According to the 2003 HDR, in order to achieve development goals "poor countries cannot on their own tackle the structural constraints that keep them in poverty traps, including rich country tariffs and subsidies that restrict market access for their exports, patents that restrict access to technology that can save lives and unsustainable debt owed to rich-country governments and multilateral institutions".
And liberalisation of economies is no longer the "one answer that fits all" solution. Asked by Al- Ahram Weekly to comment on the relationship between structural adjustment packages and human development, Noman said that, "it would take a brave person to say that privatisation has been bad for India. But premature liberalisation can also be harmful, and in the priority countries [the 50 poorest countries identified by the HDR 2003] the market will not do it. It is important to find the balance between the responsibilities of the state and the private sector.
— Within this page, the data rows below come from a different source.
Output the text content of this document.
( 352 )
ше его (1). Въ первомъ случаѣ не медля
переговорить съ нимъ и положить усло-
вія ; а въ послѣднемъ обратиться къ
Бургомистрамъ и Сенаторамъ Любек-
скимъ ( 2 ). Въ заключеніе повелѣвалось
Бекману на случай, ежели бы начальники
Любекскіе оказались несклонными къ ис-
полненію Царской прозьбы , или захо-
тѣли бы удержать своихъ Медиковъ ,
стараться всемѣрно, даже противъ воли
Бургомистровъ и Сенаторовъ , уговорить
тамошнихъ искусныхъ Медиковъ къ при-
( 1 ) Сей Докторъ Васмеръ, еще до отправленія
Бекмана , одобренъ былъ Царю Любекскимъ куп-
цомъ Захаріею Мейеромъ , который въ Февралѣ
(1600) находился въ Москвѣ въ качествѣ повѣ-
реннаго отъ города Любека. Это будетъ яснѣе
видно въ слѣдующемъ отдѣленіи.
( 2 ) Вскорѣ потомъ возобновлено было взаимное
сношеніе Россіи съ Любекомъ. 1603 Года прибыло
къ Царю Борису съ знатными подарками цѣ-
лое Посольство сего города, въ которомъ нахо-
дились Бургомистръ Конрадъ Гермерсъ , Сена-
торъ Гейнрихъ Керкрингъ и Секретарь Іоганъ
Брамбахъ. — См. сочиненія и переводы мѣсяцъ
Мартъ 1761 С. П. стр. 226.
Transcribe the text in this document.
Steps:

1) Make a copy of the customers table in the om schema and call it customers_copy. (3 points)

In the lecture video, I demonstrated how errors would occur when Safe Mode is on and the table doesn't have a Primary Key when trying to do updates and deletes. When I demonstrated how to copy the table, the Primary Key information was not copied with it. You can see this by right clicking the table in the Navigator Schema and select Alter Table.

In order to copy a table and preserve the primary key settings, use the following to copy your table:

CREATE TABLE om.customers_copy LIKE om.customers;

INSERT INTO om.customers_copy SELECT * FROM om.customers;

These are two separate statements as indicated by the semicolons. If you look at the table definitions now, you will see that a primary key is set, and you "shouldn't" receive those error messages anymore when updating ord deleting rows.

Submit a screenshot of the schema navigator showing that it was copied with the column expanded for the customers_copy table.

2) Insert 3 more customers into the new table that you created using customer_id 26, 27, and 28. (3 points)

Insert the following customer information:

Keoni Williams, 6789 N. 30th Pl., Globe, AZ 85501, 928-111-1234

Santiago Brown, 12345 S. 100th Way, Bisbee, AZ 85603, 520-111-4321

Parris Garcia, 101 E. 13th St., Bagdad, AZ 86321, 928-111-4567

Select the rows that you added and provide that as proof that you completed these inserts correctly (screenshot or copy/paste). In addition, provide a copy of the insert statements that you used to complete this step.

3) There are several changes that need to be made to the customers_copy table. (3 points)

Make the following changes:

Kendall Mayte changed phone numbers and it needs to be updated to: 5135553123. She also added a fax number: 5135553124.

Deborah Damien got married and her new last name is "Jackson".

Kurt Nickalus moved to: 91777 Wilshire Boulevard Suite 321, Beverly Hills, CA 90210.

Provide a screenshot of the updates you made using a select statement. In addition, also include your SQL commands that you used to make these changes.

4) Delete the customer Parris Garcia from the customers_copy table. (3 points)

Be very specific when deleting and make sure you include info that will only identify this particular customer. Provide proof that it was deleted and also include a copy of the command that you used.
This report shifts the debate from being either with or against liberalisation to breaking the process down."
To address the fact that global achievement of the MDG is behind schedule, HDR 2003 has also launched the Millennium Development Compact (MDC), which is a partnership between developed and developing countries "aimed squarely at implementing the Millennium Declaration" by providing a "broad framework for how national development strategies and international support from donors, international agencies and others can be both better aligned and commensurate with the scale of the challenge of the goals... [putting] responsibilities squarely on both sides; requiring bold reforms from poor countries and obliging donor countries to step forward and support those efforts".
The HDR 2003 suggests increasing the level, efficiency and equity of investments in basic health, education, water and sanitation; expanding poor people's access to land, credit, skills and other economic assets; and promoting labour intensive industrial growth involving small and medium-size enterprises.
Sakiko Fukuda-Parr, the report's author, noted that, "there is nothing inevitable about human poverty." All that remains it seems is to redistribute the world's wealth more equitably.